【ケイゾク】失われたもの【SPEC】

 今週、ケイゾクの一挙放送があるので、このブログもケイゾク強化週間だ。
 SPECは、ケイゾクの続編的な作品と位置づけられているわけだが、続編「的」なだけであって、続編ではない。ケイゾクのスタッフ・キャストを継承した、というのだが、重要なスタッフが抜けていることが、「SPEC」にどんな影響を与えたのかあげておきたい。


【企画協力:蒔田光治】
 ミステリードラマとしての「ケイゾク」を作り出した張本人。トリックで「手間のかかることを」と言われる強引なトリックで名高い。「SPEC公式解体新書」によると、「ミステリーとしての形式は絶対に崩しちゃいけないという蒔田メソッドをお持ちなので」ということだったが、「SPEC」ではあえてオファーをかけなかったとのことだが、「ケイゾク」にも朝倉というキャラクターがいたように、ミステリーと超能力者がバリバリに活躍する話というのは両立するのではないか、と思う。苦渋の選択ながら残念だ。
【音楽:見岳章、MA:志田博英】
「ケイゾク」のサントラの作曲者と、いわゆる音効の、いわばケイゾクの音楽チーム。ヘッドホンで聞くとよく分かるのだが、ステレオ効果の聞いた音楽と、一回完成された曲をパーツごとに分解して場面ごとに組み合わせて使ったMA技術が、不思議な空間を醸し出していた。「SPEC」で何故ここを外したのかは、判然としない。
【タイトルバック:薗田賢次】
 バリバリの映画監督になっちゃった?ので?PVを作成している岩口氏になったのであろうか??

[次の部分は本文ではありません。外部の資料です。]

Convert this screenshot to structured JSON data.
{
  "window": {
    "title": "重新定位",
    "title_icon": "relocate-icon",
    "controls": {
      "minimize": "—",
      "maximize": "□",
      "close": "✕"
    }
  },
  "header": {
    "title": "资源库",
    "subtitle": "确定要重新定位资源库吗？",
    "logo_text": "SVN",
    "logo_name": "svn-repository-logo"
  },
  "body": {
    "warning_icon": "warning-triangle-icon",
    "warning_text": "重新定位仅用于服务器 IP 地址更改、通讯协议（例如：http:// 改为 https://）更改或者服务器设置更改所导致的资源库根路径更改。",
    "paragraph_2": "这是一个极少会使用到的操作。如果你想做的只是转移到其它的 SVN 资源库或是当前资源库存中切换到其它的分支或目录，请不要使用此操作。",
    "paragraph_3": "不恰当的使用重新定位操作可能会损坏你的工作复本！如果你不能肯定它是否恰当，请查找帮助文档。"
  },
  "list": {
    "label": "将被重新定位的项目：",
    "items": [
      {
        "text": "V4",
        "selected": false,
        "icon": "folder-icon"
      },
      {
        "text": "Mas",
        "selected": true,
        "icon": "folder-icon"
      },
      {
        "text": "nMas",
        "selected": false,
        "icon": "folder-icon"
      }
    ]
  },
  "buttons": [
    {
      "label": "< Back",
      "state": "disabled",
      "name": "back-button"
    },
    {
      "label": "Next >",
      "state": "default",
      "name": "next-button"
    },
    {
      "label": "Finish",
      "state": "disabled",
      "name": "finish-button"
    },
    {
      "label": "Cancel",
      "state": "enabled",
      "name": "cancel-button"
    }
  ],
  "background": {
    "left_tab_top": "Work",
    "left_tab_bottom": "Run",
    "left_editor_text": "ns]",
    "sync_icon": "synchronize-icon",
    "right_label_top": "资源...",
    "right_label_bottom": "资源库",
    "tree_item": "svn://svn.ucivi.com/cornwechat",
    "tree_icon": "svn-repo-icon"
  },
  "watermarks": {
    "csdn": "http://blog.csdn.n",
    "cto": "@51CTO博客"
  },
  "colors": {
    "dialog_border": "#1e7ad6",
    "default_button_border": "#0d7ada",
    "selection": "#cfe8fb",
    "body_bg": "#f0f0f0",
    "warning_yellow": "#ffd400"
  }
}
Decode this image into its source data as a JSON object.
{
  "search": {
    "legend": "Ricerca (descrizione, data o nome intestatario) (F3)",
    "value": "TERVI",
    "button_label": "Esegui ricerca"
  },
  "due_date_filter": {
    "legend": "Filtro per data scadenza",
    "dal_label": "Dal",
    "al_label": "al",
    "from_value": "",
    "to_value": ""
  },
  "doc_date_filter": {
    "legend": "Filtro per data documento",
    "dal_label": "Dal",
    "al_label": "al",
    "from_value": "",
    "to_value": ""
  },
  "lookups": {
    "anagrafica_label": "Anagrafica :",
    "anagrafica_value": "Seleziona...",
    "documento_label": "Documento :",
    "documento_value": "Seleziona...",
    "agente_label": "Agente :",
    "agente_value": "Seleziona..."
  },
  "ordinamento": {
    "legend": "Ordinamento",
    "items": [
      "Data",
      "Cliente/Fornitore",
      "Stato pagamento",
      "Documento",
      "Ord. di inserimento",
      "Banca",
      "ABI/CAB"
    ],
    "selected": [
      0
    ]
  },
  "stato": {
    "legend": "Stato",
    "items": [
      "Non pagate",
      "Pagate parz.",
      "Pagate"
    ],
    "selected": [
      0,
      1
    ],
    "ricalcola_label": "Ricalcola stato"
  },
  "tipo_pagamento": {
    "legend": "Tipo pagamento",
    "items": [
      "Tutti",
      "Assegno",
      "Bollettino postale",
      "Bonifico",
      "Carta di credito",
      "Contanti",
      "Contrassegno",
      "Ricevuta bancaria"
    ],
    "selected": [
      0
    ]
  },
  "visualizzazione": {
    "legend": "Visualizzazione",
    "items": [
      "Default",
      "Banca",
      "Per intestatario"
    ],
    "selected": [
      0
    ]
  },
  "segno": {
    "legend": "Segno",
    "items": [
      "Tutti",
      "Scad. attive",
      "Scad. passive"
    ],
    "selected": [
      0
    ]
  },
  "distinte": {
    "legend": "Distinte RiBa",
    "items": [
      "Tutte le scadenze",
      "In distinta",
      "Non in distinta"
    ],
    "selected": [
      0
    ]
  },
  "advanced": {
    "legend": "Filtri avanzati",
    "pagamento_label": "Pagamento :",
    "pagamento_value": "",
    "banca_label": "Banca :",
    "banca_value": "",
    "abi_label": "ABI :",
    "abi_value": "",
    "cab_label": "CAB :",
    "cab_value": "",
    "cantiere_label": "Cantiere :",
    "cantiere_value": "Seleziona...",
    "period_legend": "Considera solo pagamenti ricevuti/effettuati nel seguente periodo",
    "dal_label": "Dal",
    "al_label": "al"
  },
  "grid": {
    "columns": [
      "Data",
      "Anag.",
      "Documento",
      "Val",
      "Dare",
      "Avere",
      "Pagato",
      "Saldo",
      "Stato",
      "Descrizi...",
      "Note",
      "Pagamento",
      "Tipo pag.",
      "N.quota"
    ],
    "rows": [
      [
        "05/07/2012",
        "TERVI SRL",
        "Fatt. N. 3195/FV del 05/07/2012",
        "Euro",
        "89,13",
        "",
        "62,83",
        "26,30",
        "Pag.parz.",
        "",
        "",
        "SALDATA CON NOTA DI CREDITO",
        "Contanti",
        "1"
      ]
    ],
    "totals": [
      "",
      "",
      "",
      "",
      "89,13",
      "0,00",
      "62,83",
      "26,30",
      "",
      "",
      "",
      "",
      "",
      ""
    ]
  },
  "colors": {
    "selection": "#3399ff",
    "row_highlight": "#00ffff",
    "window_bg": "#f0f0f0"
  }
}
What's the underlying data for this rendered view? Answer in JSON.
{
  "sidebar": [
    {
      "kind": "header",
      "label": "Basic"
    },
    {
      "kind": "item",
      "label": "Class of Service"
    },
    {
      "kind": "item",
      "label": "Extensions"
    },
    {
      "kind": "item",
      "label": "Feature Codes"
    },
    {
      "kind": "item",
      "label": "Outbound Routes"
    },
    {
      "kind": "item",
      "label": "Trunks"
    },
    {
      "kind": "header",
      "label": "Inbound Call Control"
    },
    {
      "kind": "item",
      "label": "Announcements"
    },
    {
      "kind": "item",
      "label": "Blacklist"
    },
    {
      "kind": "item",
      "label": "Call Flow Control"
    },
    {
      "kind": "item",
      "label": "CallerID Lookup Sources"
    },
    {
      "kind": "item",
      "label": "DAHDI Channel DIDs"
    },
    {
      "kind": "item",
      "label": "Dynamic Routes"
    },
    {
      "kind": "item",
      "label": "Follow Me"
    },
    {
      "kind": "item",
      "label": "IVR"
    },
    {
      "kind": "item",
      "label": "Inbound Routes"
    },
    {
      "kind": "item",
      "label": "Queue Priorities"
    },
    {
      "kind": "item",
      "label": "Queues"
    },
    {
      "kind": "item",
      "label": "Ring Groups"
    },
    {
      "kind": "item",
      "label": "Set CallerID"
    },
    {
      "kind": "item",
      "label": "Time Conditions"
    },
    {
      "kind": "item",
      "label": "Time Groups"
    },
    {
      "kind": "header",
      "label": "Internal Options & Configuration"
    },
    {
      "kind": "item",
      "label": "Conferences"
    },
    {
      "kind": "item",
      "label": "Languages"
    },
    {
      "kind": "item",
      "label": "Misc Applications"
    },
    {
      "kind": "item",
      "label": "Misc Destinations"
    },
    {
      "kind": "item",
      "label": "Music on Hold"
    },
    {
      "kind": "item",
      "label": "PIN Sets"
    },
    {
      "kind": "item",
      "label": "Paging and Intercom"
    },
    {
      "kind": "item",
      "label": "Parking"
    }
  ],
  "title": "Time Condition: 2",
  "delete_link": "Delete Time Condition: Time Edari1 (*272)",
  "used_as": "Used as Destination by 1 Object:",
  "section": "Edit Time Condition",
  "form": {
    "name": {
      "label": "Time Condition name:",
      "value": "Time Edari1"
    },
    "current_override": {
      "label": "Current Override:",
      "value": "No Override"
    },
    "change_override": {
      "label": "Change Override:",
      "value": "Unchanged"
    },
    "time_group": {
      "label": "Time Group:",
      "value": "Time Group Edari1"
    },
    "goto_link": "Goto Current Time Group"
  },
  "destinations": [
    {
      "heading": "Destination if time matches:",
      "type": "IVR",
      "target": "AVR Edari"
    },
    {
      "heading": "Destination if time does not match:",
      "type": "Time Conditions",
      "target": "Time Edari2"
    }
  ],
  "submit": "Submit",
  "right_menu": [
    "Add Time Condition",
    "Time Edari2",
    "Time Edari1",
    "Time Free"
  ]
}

 毎回変わるタイトルバックに、その回のヒントが入っているといった要素は継承されているが、「ケイゾク」の場合もっと大胆に入れられている。
 余談だが、ケイゾクでは第10話まで、SPECでも第2話まで使われた、オープニングの直後にタイトルバックが入ってドラマ終了後に何もはさまずに次回予告に入るのは古いタイプのドラマだ。最近のドラマは、タイトルバックを使わず、タイトルロールの間もドラマが進行するタイプが多い。こういったドラマはキャストもスタッフもまともに見られないし、タイトルバックも作品の一部だと考えると、ケイゾクやSPECはドラマに「おまけ」が付いているようなものだ。
【撮影:唐沢悟】
 もちろん、ケイゾクのセカンドを担当していた斑目重友氏が撮影を担当しているので、「ケイゾクのスタッフを継承」しているのだが、どうも絵が違うような気がする。ケイゾクは狭い部屋でワイドレンズを使って撮っていた印象があるが、SPECはそういった印象がなかったような気がする。